Technical checks on quality of these missiles ensure their reliable operation but this failure has made it is unclear how many of these missiles will hit the target. It is a two-stage missile that uses solid propellant. India’s Agni-II stocks have seen improvements over the years, focusing on improving the system’s guidance and accuracy. A user-trial failure at a later phase in the flight would suggest perhaps guidance failure.
It takes only 15 minutes for the missile to be readied for firing and can carry a payload of one ton, nuclear or otherwise. If the configuration is for 500 kg, the range is increased significantly. The missile is equipped with avionics and advanced onboard computer. also, the missile has the latest features to correct and guide in-flight disturbances.
The Agni-II is one of the major weapon systems of India’s nuclear deterrence programme. The 2,000-km plus range nuclear-capable missile was lifted from the Launch Complex IV. After initial failures, India had in 2010 test-fired Agni-II. The test was repeated in 2014 and in succeeding test-firing exercises.

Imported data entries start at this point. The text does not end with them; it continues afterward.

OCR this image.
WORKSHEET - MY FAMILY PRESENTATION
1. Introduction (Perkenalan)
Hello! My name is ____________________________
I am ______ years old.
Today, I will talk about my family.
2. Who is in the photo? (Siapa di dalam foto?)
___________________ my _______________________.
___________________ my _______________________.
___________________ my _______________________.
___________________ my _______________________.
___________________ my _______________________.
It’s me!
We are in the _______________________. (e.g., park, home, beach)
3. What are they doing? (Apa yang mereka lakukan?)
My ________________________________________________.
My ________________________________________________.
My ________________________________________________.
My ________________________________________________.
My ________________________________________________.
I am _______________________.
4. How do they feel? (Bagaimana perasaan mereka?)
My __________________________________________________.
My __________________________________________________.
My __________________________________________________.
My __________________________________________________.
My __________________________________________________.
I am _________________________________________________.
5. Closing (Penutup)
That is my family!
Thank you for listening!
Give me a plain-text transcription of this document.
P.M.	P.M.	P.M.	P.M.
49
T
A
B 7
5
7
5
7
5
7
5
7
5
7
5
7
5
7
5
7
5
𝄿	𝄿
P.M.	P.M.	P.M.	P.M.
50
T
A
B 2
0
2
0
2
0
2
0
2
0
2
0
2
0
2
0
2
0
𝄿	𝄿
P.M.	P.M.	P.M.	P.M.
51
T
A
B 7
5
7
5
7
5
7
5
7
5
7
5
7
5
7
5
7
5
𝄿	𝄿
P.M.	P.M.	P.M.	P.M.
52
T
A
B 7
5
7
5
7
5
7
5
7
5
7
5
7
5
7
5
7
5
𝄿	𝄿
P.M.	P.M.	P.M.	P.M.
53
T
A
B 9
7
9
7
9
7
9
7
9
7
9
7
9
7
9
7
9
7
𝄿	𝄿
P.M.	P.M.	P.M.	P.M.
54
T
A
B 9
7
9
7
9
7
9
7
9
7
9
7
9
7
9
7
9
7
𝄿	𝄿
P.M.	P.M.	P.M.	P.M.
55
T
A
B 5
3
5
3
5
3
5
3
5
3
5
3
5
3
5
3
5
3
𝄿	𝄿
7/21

The Diplomat (India) puts it very informatively: “A failure early in the missile’s boost phase could also suggest that the particular unit chosen for testing suffered from cracks or gaps in the solid propellant grain, which would allow for a build-up of pressure upon ignition and, ultimately, failure. Scanning for these sorts of deficiencies requires equipment, including industrial x-ray scanners, that India only recently developed indigenously after being unable to import scanners from abroad. Various conditions — ranging from sharp temperature changes to stress in transportation — could have affected the propellant grain of this Agni-II, which could have been in storage for more than a decade.”